Auf Basis einer starken Kundendynamik im ersten Halbjahr hat die DWS ihr Langfrist-Nettomittelaufkommen gesteigert und neue Höchststände bei den gesamten Nettomittelzuflüssen in den ersten sechs Monaten sowie beim verwalteten Vermögen erreicht. Mit einem guten Finanzergebnis im zweiten Quartal erzielte die DWS ihr bislang stärkstes Finanzergebnis für ein erstes Halbjahr. Höhere Managementgebühren und Gesamterträge bei stabilen Kosten führten im Vergleich zum ersten Halbjahr 2025 zu einem höheren Vorsteuergewinn und Konzernergebnis sowie zu einer verbesserten Aufwand-Ertrag-Relation.
Nettomittelzuflüsse in Q2 2026 beim langfristig verwalteten Vermögen (ohne Cash-Produkte und Advisory Services) in Höhe von 11,6 Mrd. Euro resultierten in Nettomittelzuflüssen von 18,2 Mrd. Euro im ersten Halbjahr 2026. Einschließlich Cash-Produkte und Advisory Services belief sich das Nettomittelaufkommen insgesamt auf 24,8 Mrd. Euro in Q2 2026 bzw. auf 35,8 Mrd. Euro in H1 2026 – ein neuer Rekord für die DWS für ein erstes Halbjahr.

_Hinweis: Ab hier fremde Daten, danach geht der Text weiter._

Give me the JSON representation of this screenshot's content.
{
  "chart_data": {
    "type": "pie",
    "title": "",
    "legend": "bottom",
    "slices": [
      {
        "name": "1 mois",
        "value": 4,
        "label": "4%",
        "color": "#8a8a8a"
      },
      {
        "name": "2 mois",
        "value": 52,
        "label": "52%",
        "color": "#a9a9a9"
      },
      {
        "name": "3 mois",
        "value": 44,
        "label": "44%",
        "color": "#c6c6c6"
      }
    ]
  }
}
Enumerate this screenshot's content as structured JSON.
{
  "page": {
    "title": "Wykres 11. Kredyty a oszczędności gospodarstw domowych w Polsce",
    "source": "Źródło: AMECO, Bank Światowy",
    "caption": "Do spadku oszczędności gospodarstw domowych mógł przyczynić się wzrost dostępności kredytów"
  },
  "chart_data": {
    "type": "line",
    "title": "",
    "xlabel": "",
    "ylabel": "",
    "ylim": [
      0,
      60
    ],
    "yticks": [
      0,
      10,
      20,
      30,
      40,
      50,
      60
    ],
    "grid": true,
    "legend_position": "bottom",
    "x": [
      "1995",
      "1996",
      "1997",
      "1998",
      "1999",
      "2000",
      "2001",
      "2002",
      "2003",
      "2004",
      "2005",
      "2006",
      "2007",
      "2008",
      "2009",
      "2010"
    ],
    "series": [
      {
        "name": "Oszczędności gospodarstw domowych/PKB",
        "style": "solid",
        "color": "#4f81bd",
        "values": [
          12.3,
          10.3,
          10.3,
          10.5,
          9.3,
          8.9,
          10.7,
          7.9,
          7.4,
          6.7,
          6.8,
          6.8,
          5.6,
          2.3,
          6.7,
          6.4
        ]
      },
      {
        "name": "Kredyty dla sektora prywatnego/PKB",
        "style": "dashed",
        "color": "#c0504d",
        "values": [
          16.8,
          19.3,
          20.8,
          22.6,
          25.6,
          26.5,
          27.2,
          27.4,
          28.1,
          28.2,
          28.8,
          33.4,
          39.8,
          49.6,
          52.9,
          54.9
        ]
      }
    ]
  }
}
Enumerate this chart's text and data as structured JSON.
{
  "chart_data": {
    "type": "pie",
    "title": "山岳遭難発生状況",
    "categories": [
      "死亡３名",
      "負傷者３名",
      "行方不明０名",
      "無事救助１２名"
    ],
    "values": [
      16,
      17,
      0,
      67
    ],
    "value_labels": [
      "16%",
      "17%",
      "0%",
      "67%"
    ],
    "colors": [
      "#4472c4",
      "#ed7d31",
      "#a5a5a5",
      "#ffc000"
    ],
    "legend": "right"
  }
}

Erträge in Q2 2026 bei 773 Mio. Euro (Q1 2026: 821 Mio. Euro), im Quartalsvergleich um 6% gesunken, dies spiegelt wie erwartet den Timing-Effekt einer in Q1 verbuchten Performancegebühr im Infrastruktur-Bereich wider; in H1 im Jahresvergleich 6% höher.
Kosten in Q2 2026 bei 468 Mio. Euro (Q1 2026: 444 Mio. Euro), 5% höher als im Vorquartal, hauptsächlich getrieben durch höhere wachstumsbezogene Ausgaben sowie durch den Anstieg des DWS-Aktienkurses, während der Personalaufwand reduziert wurde; in H1 im Jahresvergleich stabil.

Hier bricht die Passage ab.